Here’s the truth: our companies and the hard-working Americans we employ can and would supply the company with the stainless steel they need. Right now, ATI is sourcing slabs from a Chinese-owned steel mill in Indonesia at dumped prices, despite the Trump administration’s 25 percent tariff on steel imports. That mill is owned by Tsingshan Holdings, the government-backed Chinese steel company with whom ATI has a joint venture. 

ATI is asking for a sweetheart deal under the cover of election-year politics that would allow ATI and its partner to flood the U.S. market with subsidized Indonesian slabs, without paying the tariff. This will only increase their profit margins, which was admitted to shareholders, while depressing U.S. prices and threatening thousands of stainless steel-making jobs in American plants — including others in Pennsylvania.

The Trump administration rightfully denied ATI’s exclusion request under Section 232 and should do so again. If saving jobs is the metric for exclusion requests, we have ATI covered by magnitudes. This company is not making steel; it is finishing dumped foreign steel — a decision ATI made after idling its slab-making capabilities and laying off workers, citing an inability to compete with imports.

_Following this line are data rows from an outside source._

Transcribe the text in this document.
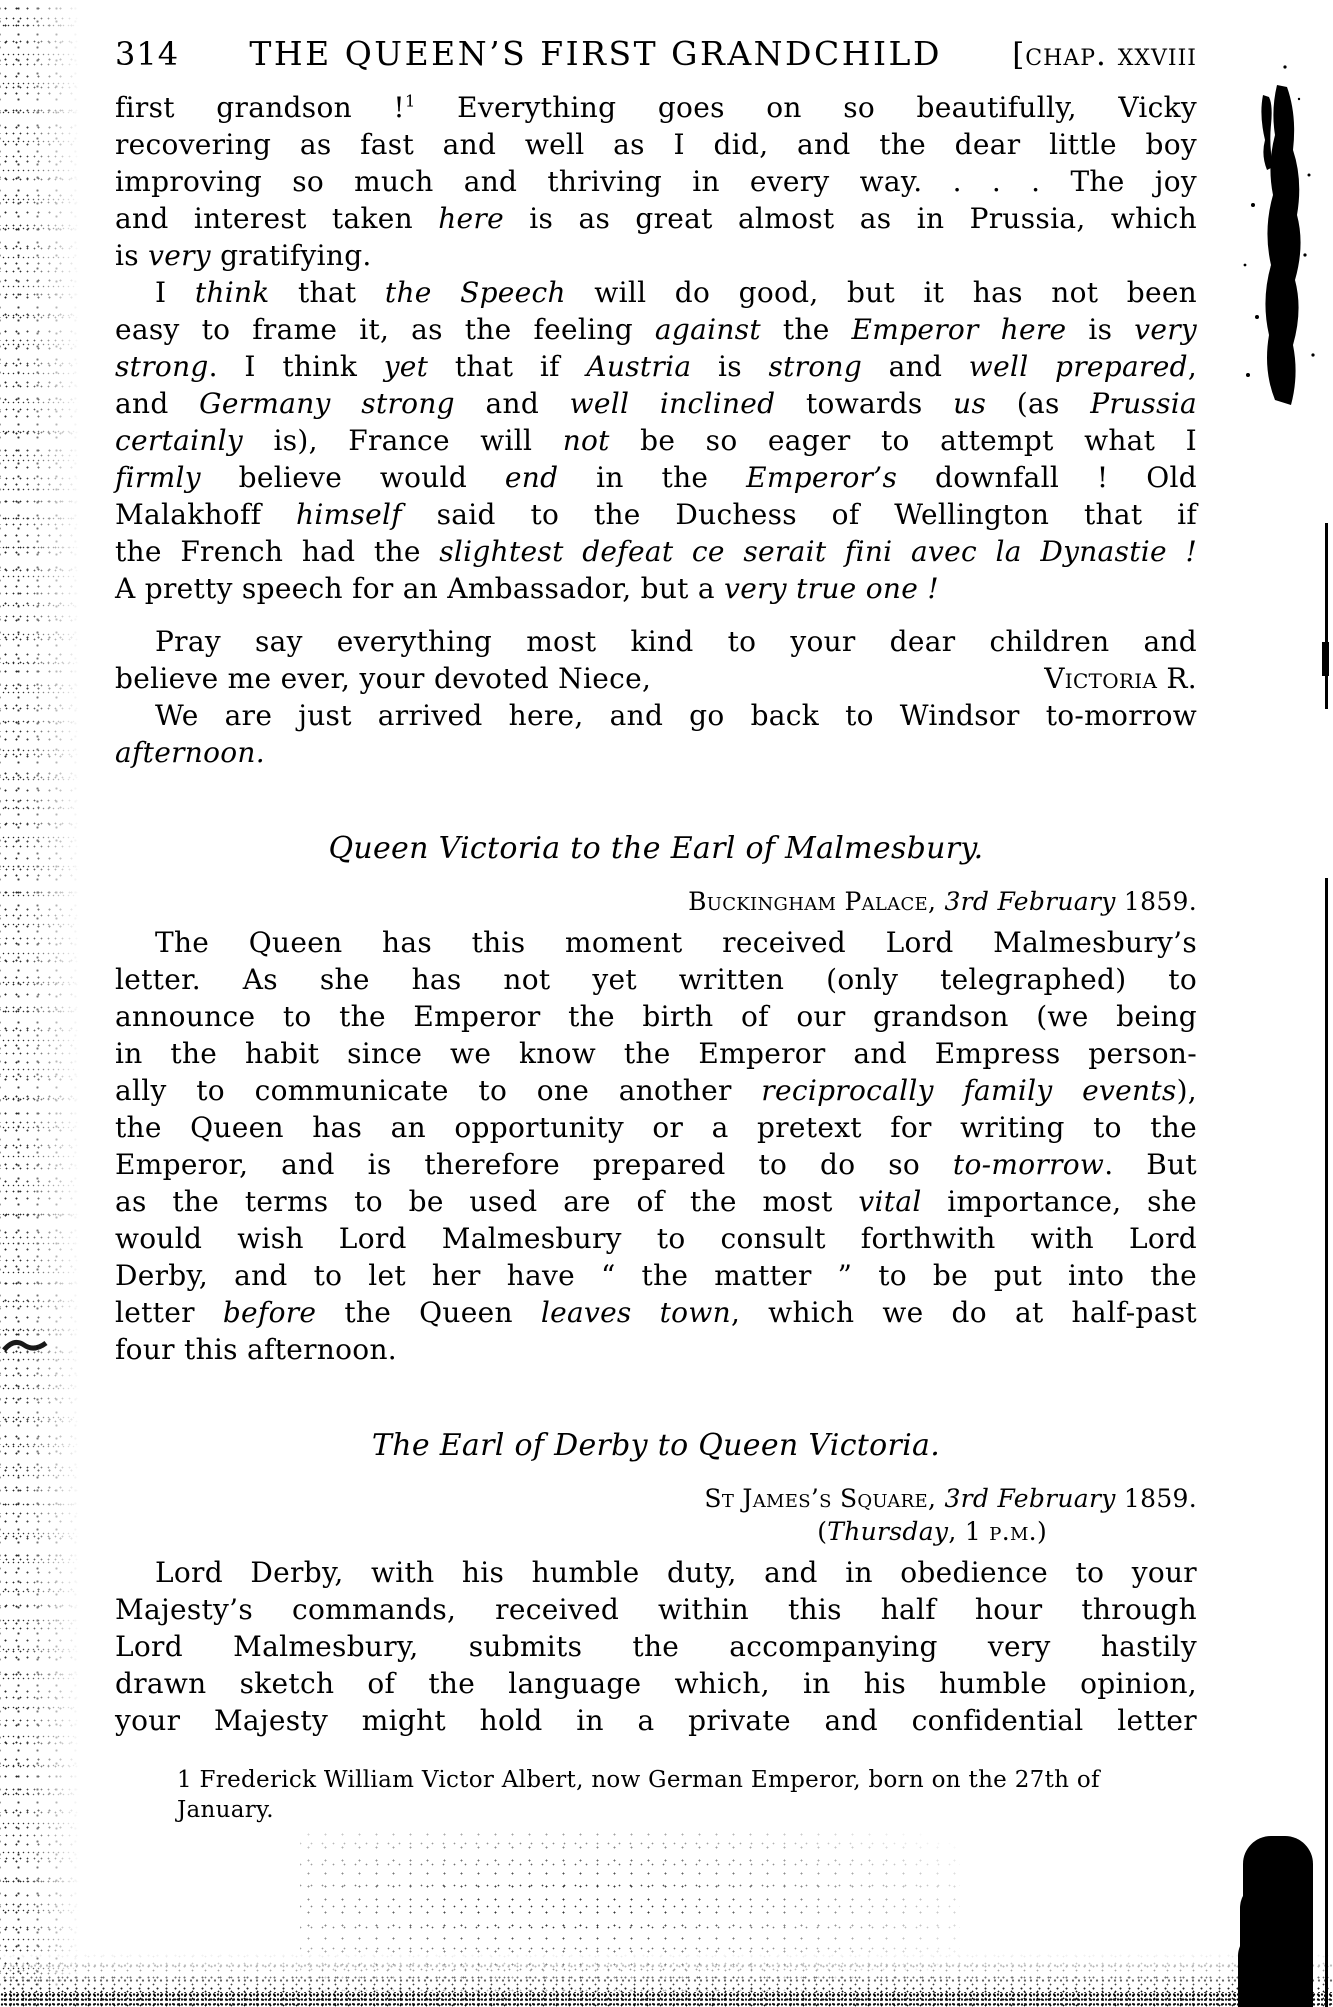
314 THE QUEEN’S FIRST GRANDCHILD [chap. xxviii
first grandson !$^1$ Everything goes on so beautifully, Vicky
recovering as fast and well as I did, and the dear little boy
improving so much and thriving in every way. . . . The joy
and interest taken here is as great almost as in Prussia, which
is very gratifying.
I think that the Speech will do good, but it has not been
easy to frame it, as the feeling against the Emperor here is very
strong. I think yet that if Austria is strong and well prepared,
and Germany strong and well inclined towards us (as Prussia
certainly is), France will not be so eager to attempt what I
firmly believe would end in the Emperor’s downfall ! Old
Malakhoff himself said to the Duchess of Wellington that if
the French had the slightest defeat ce serait fini avec la Dynastie !
A pretty speech for an Ambassador, but a very true one !
Pray say everything most kind to your dear children and
believe me ever, your devoted Niece,	Victoria R.
We are just arrived here, and go back to Windsor to-morrow
afternoon.
Queen Victoria to the Earl of Malmesbury.
Buckingham Palace, 3rd February 1859.
The Queen has this moment received Lord Malmesbury’s
letter. As she has not yet written (only telegraphed) to
announce to the Emperor the birth of our grandson (we being
in the habit since we know the Emperor and Empress person-
ally to communicate to one another reciprocally family events),
the Queen has an opportunity or a pretext for writing to the
Emperor, and is therefore prepared to do so to-morrow. But
as the terms to be used are of the most vital importance, she
would wish Lord Malmesbury to consult forthwith with Lord
Derby, and to let her have “ the matter ” to be put into the
letter before the Queen leaves town, which we do at half-past
four this afternoon.
The Earl of Derby to Queen Victoria.
St James’s Square, 3rd February 1859.
(Thursday, 1 p.m.)
Lord Derby, with his humble duty, and in obedience to your
Majesty’s commands, received within this half hour through
Lord Malmesbury, submits the accompanying very hastily
drawn sketch of the language which, in his humble opinion,
your Majesty might hold in a private and confidential letter
1 Frederick William Victor Albert, now German Emperor, born on the 27th of January.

Now they want to use dumped imports to improve their bottom line and fulfill the Chinese government’s goal of destabilizing the U.S. stainless steel industry.

ATI wants to reap rewards from the very practices the tariffs are intended to eliminate, committed by the worst of actors: China, which exploits every market it enters. We implore you, Mr. President: Save our jobs, not those of ATI’s Chinese business partner.

 

Roger Newport is CEO of AK Steel Corporation and Chairman of the American Iron and Steel Institute; Cristobal Fuentes is President and CEO of North American Stainless; and, Olli-Matti Saksi is President of Outokumpu Stainless USA.